Since I had my little bed-rest incident, I've had several offers from people to keep Ladybug during my appointments. But, because she had her shots yesterday I knew she'd be extra cranky so I decided not to inflict her upon anyone today. It worked out fine since she had an eye doctor appointment shortly before my OB appointment anyway.
But the comments I receive do make me wonder about people. What kind of women come into these offices pregnant? They are astonished every time I go in there at my ability to balance everything, and the fact that I have my sugar log with me. Every other appointment I've gone in with a purse, diaper bag, baby, and drink. And I carried everything myself. They're floored by this. After being put on restriction, I ditched the purse and just put my wallet in the diaper bag, and I brought the umbrella stroller for Ladybug and balanced the diaper bag on the back, and they're still impressed. They were amazed (and actually used that word) when I managed to let them find baby #2's heartbeat while I was feeding Ladybug her bottle. Seriously? I had a pelvic exam done while holding her barely 3 weeks ago.
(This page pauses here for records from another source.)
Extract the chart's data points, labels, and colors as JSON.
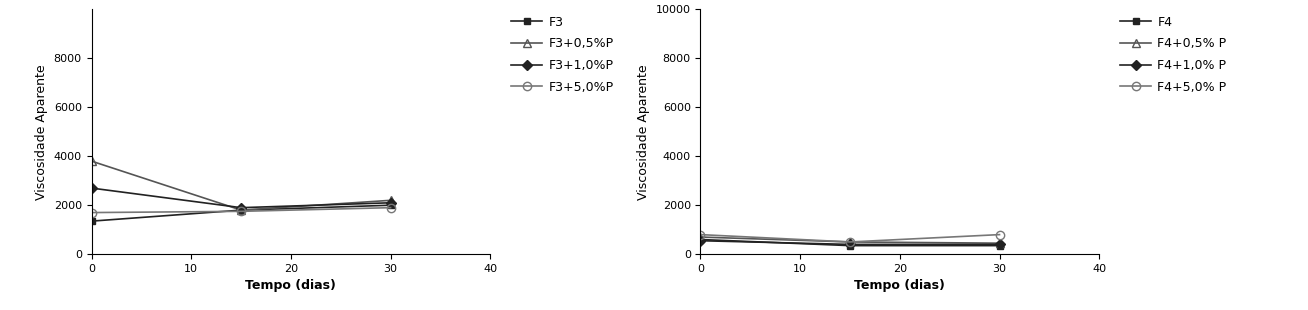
{
  "chart1": {
    "xlabel": "Tempo (dias)",
    "ylabel": "Viscosidade Aparente",
    "xlim": [
      0,
      40
    ],
    "ylim": [
      0,
      10000
    ],
    "xticks": [
      0,
      10,
      20,
      30,
      40
    ],
    "yticks": [
      0,
      2000,
      4000,
      6000,
      8000
    ],
    "series": [
      {
        "label": "F3",
        "x": [
          0,
          15,
          30
        ],
        "y": [
          1350,
          1800,
          2000
        ],
        "color": "#222222",
        "marker": "s",
        "markersize": 5,
        "fillstyle": "full",
        "linestyle": "-",
        "linewidth": 1.2
      },
      {
        "label": "F3+0,5%P",
        "x": [
          0,
          15,
          30
        ],
        "y": [
          3800,
          1800,
          2200
        ],
        "color": "#555555",
        "marker": "^",
        "markersize": 6,
        "fillstyle": "none",
        "linestyle": "-",
        "linewidth": 1.2
      },
      {
        "label": "F3+1,0%P",
        "x": [
          0,
          15,
          30
        ],
        "y": [
          2700,
          1900,
          2100
        ],
        "color": "#222222",
        "marker": "D",
        "markersize": 5,
        "fillstyle": "full",
        "linestyle": "-",
        "linewidth": 1.2
      },
      {
        "label": "F3+5,0%P",
        "x": [
          0,
          15,
          30
        ],
        "y": [
          1700,
          1750,
          1900
        ],
        "color": "#777777",
        "marker": "o",
        "markersize": 6,
        "fillstyle": "none",
        "linestyle": "-",
        "linewidth": 1.2
      }
    ]
  },
  "chart2": {
    "xlabel": "Tempo (dias)",
    "ylabel": "Viscosidade Aparente",
    "xlim": [
      0,
      40
    ],
    "ylim": [
      0,
      10000
    ],
    "xticks": [
      0,
      10,
      20,
      30,
      40
    ],
    "yticks": [
      0,
      2000,
      4000,
      6000,
      8000,
      10000
    ],
    "series": [
      {
        "label": "F4",
        "x": [
          0,
          15,
          30
        ],
        "y": [
          600,
          350,
          350
        ],
        "color": "#222222",
        "marker": "s",
        "markersize": 5,
        "fillstyle": "full",
        "linestyle": "-",
        "linewidth": 1.2
      },
      {
        "label": "F4+0,5% P",
        "x": [
          0,
          15,
          30
        ],
        "y": [
          700,
          500,
          450
        ],
        "color": "#555555",
        "marker": "^",
        "markersize": 6,
        "fillstyle": "none",
        "linestyle": "-",
        "linewidth": 1.2
      },
      {
        "label": "F4+1,0% P",
        "x": [
          0,
          15,
          30
        ],
        "y": [
          550,
          400,
          400
        ],
        "color": "#222222",
        "marker": "D",
        "markersize": 5,
        "fillstyle": "full",
        "linestyle": "-",
        "linewidth": 1.2
      },
      {
        "label": "F4+5,0% P",
        "x": [
          0,
          15,
          30
        ],
        "y": [
          800,
          500,
          800
        ],
        "color": "#777777",
        "marker": "o",
        "markersize": 6,
        "fillstyle": "none",
        "linestyle": "-",
        "linewidth": 1.2
      }
    ]
  },
  "font_size_label": 9,
  "font_size_tick": 8,
  "font_size_legend": 9,
  "background_color": "#ffffff"
}
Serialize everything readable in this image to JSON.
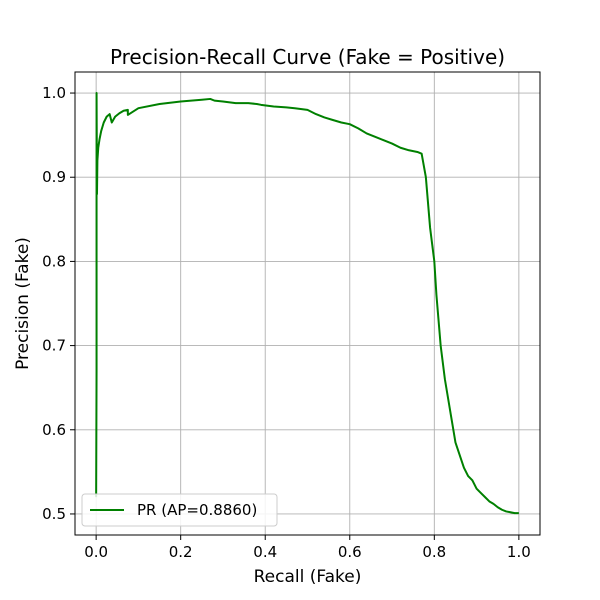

You're going in because of your diabetes... would it not make sense that you'd bring your log with you? And if you have a child and get pregnant with another one... unless there are medical reasons you can't care for your child, I don't see any reason why one woman cannot handle one small baby in a medical office. It's not like she's old enough to climb or run around. But from the reactions of the staff... I'm under the impression that they don't see this often. And when I look around the office... most people bring someone else with them. If not multiple someone's.
Now I sure don't blame the people who might get bad news. I brought my hubby to the appointment with the surgeon (plus the fact that it's a 4 hour drive one way). And I don't blame the people with multiples, or who have two or more children. An extra hand is nice. But a non-mobile baby? That's not impressive folks. That's called being a mother.